(Updates with White House officials not appearing at probe, Trump and congressional aide quote)
By Patricia Zengerle and Susan Cornwell
WASHINGTON, Nov 8 (Reuters) - Acting Chief of Staff Mick Mulvaney and another White House official on Friday failed to appear at the Democratic-led impeachment inquiry into President Donald Trump, as the administration continued to blockade investigators.
Mulvaney, who is also director of the White House's Office of Management and Budget (OMB), had been issued a subpoena to testify by the House of Representatives Intelligence Committee, one of three panels investigating whether Trump pressured Ukraine for help against a political rival.

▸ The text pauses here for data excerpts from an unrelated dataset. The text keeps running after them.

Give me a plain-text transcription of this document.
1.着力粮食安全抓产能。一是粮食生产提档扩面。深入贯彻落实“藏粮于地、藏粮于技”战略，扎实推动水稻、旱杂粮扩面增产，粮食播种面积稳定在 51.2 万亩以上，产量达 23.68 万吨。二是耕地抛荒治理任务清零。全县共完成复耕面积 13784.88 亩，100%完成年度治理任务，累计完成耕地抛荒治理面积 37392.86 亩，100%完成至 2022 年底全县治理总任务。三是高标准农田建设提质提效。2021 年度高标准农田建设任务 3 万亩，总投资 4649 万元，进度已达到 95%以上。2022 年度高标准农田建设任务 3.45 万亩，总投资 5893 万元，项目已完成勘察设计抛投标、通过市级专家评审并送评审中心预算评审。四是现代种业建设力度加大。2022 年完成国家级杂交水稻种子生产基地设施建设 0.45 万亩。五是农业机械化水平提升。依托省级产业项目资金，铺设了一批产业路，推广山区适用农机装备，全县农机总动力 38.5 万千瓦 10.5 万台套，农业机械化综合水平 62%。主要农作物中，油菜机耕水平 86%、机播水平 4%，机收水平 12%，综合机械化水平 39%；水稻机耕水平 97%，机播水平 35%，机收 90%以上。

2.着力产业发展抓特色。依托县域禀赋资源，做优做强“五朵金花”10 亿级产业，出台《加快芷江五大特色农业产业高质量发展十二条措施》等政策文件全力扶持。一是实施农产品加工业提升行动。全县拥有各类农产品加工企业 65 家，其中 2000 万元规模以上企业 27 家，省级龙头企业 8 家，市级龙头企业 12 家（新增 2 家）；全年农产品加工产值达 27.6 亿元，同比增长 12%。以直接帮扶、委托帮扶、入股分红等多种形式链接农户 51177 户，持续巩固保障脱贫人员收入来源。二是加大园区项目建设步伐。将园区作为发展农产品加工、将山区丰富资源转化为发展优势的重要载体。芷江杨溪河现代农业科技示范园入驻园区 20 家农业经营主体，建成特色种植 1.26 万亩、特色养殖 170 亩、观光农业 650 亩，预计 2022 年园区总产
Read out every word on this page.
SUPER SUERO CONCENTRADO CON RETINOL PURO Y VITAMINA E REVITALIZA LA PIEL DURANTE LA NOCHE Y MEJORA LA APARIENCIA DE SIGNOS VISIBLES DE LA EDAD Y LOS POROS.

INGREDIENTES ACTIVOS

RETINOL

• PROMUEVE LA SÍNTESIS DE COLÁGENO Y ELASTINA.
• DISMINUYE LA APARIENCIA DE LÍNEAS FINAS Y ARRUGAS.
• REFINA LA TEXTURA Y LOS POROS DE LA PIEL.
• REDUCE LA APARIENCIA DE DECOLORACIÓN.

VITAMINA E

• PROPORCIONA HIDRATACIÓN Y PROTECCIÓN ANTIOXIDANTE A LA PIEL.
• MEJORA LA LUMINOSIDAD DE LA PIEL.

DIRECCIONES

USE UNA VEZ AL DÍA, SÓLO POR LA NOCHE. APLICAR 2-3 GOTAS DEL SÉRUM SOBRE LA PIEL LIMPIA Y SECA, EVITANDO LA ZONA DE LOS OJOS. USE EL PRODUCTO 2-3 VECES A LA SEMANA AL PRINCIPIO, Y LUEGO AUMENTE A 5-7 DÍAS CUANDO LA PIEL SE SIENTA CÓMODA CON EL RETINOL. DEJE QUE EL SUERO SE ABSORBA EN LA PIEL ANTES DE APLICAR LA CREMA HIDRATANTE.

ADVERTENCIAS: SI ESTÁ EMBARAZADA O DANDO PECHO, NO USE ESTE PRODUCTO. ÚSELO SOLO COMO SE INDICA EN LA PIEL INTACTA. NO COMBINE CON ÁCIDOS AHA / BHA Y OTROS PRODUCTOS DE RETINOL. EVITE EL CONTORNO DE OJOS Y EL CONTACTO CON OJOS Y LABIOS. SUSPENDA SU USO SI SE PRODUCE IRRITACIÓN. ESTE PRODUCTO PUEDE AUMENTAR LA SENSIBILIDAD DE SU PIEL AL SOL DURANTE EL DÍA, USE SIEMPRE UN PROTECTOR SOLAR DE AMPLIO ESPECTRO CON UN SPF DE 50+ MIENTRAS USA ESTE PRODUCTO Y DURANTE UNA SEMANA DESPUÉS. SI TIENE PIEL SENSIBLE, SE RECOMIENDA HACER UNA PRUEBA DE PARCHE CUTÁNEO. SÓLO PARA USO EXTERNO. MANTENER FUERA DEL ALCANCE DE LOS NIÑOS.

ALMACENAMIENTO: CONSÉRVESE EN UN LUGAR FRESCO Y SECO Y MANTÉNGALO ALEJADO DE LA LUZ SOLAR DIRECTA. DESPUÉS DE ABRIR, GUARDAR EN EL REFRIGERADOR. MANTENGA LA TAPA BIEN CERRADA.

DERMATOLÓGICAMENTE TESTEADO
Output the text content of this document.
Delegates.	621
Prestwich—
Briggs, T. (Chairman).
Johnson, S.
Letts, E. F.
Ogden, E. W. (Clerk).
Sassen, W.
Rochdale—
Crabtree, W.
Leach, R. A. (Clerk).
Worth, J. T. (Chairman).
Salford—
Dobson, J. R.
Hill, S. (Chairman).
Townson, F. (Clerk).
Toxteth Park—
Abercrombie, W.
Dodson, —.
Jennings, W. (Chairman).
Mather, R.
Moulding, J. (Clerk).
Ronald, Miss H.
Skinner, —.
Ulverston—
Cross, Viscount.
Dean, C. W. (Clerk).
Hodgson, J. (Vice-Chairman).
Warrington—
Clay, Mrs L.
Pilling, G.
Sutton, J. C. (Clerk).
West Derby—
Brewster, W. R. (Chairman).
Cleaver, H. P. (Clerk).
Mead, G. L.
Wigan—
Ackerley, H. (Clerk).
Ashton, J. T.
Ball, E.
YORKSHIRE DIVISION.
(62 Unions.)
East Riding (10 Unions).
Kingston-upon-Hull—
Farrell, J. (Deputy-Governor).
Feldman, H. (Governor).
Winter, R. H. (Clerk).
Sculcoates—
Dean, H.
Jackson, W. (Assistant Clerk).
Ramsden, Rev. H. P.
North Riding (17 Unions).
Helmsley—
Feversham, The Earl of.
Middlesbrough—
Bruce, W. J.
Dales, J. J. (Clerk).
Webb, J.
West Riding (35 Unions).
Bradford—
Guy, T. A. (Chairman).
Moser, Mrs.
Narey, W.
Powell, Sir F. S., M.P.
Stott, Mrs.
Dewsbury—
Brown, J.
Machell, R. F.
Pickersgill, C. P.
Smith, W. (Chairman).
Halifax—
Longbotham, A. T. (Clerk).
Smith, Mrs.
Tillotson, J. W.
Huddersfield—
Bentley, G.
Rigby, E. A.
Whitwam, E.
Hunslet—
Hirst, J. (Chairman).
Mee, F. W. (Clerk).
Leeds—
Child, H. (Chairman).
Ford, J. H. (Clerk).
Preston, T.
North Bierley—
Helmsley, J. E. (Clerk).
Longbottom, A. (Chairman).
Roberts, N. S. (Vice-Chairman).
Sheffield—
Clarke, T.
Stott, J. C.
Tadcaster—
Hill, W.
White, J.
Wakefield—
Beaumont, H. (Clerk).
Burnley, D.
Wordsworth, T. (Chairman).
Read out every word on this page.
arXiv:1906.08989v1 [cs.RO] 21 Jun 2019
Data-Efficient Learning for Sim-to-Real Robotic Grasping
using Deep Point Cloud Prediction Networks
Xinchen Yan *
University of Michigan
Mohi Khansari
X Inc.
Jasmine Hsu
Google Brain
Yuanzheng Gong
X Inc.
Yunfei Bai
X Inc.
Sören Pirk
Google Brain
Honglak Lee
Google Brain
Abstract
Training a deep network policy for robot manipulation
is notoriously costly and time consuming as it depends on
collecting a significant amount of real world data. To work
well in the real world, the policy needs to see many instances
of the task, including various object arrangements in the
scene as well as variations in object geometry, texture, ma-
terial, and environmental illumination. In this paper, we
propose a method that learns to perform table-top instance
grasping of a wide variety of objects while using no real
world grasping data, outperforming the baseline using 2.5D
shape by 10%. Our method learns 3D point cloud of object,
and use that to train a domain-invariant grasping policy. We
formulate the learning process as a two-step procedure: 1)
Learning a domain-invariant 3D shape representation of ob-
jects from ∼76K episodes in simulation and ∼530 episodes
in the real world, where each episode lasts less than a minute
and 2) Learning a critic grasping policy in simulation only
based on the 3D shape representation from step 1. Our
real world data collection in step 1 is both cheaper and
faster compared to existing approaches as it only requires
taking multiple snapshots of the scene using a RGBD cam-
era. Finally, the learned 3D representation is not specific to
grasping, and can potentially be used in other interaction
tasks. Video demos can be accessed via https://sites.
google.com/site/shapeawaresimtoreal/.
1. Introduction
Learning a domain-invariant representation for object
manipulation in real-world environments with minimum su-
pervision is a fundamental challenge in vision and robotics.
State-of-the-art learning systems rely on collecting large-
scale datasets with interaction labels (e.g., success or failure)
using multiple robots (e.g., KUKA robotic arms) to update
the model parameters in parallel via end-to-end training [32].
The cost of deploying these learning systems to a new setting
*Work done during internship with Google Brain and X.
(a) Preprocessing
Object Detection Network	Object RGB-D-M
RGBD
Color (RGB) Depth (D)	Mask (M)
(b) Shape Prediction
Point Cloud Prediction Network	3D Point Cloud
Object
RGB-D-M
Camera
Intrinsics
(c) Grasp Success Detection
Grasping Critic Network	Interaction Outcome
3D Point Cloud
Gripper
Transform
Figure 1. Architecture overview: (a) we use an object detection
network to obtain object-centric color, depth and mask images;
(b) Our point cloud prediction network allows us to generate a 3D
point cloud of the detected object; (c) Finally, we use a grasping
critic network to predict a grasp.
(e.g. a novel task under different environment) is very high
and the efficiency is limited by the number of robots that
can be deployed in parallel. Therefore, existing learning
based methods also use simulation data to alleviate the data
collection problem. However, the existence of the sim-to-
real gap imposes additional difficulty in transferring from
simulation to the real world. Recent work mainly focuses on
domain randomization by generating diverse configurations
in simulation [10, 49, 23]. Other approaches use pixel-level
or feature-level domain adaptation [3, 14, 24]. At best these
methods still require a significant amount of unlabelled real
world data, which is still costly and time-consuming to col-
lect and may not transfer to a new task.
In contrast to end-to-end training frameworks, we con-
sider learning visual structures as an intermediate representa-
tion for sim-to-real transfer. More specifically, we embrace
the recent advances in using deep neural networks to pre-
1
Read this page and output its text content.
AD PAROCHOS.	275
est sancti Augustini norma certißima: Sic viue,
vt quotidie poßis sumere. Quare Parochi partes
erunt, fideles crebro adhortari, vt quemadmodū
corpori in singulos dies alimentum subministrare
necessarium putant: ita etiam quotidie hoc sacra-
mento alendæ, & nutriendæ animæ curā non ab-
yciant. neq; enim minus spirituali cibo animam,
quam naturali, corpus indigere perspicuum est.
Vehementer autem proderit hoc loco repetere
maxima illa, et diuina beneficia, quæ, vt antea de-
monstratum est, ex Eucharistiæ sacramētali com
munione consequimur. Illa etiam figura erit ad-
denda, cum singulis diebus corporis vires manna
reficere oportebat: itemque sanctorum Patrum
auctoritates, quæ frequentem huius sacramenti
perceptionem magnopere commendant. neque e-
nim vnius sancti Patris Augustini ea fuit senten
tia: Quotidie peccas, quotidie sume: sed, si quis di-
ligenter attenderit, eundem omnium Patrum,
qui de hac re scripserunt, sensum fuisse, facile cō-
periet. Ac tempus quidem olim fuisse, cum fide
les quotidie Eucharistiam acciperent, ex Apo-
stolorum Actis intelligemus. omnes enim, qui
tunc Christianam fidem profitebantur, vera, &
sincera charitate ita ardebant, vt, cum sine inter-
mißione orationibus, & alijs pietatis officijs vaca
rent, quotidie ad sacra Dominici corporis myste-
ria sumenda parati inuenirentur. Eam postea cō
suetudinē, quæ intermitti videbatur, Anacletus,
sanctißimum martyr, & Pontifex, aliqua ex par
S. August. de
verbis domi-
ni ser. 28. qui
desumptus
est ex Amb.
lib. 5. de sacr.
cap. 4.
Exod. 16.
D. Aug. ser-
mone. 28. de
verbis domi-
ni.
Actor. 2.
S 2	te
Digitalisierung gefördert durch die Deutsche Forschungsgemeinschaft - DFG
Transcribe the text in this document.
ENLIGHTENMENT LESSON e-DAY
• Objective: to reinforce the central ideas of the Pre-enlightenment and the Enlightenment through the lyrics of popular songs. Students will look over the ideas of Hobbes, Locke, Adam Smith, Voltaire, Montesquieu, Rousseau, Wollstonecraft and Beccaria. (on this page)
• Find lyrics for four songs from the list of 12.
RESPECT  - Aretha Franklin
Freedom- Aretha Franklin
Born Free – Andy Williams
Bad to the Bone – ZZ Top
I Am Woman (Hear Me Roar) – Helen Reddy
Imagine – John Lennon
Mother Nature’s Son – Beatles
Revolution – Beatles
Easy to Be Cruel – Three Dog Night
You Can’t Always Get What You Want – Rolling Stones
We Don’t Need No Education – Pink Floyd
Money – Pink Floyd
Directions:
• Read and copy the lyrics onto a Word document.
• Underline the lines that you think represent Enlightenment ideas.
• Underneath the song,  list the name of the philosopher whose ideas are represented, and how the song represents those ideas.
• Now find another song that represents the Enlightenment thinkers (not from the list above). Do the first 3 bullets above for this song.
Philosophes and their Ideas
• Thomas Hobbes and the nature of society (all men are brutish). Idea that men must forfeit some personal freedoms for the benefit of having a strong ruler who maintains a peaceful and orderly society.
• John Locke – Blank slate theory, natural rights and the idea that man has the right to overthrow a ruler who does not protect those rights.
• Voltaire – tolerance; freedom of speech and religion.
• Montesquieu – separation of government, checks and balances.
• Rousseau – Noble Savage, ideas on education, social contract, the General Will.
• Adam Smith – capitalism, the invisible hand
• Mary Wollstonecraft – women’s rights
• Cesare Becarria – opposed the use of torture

Mark Sandy, associate director for national security programs at OMB, also was called to testify and did not show up.
Lawmakers wanted to question the two officials about their knowledge of OMB's decision last summer to block, without explanation to Congress, nearly $400 million in security aid for Ukraine that had been approved by lawmakers.
Investigators are trying to determine whether Trump made the release of the aid contingent on Ukrainian President Volodymyr Zelenskiy agreeing to launch an investigation of Hunter Biden, the son of former U.S. Vice President Joe Biden, one of Trump's main Democratic rivals as he runs for re-election in 2020.
Hunter Biden was on the board of directors of Burisma, a Ukrainian gas company.
Mulvaney acknowledged at an Oct. 17 news conference that the White House had withheld the assistance. "I have news for everybody: Get over it. There is going to be political influence in foreign policy," Mulvaney said, although he later contradicted himself, saying in a White House statement: "There was absolutely no quid pro quo."
Trump's defenders say there is no evidence of him and the Ukrainian president engaging in a quid pro quo - or exchanging a favor for a favor - because the aid to Ukraine was released and Zelenskiy never explicitly promised to investigate Burisma, the Bidens, or any Ukraine involvement in the 2016 election.
A quid pro quo is not necessary, however, to prove high crimes or misdemeanors, which is the standard the U.S. Constitution requires for the impeachment of a president.
A White House spokesman said earlier this week that Mulvaney did not intend to comply with the request to appear at the impeachment inquiry.
Mulvaney, who is Trump's top aide, also ignored an Oct. 4 subpoena from the House committees to provide documents for the investigation.
The White House, claiming executive privilege, has argued that any official close to the president should not have to provide depositions to congressional investigators.
So far, most officials who work in the executive branch have declined to cooperate with the investigation, although an adviser to Vice President Mike Pence appeared as requested on Thursday.
Mulvaney's outside counsel informed investigators on Friday that his client had been directed by the White House not to comply with the subpoena and asserted "absolute immunity," a congressional aide said.
Democrats on the House Intelligence, Foreign Relations and Oversight committees disputed the privilege argument.
The three committees are wrapping up the closed-door phase of their investigation before open hearings start next Wednesday with testimony from two diplomats who have been interviewed behind closed doors, William Taylor, the top U.S. diplomat in Ukraine, and Deputy Assistant Secretary of State George Kent.
This week, the committees have been releasing transcripts of the closed-door interviews, including with Taylor, Kent and former U.S. Ambassador to Ukraine Marie Yovanovitch, who appears at a public hearing on Nov. 15. Trump abruptly recalled Yovanovitch as ambassador in May.
The president has denied wrongdoing and disparaged the investigation, which was triggered by a whistleblower complaint, as a politically motivated "witch hunt."
"I'm not concerned about anything. The testimony has all been fine. I mean for the most part I never even heard of these people. I have no idea who they are," Trump told reporters at the White House on Friday.
Another transcript release is expected on Friday, although the committees declined to say which it would be.
Attention will soon turn to the public hearings featuring U.S. officials testifying in Congress, which are likely to be a prelude to articles of impeachment - formal charges - against Trump being brought to a vote in the House.
Representative Rick Crawford has volunteered to step aside from the House intelligence committee so that Representative Jim Jordan, another Republican and an aggressive Trump defender, could serve on the panel during the public impeachment inquiry hearings next week, a House Republican aide said.
If the Democratic-controlled House votes to impeach Trump, the Republican-controlled Senate would then hold a trial on whether to remove him from office. Senate Republicans have so far shown little appetite for ousting the president.
The impeachment battle could crowd out other issues like the economy and immigration as voters turn their minds to the November 2020 election.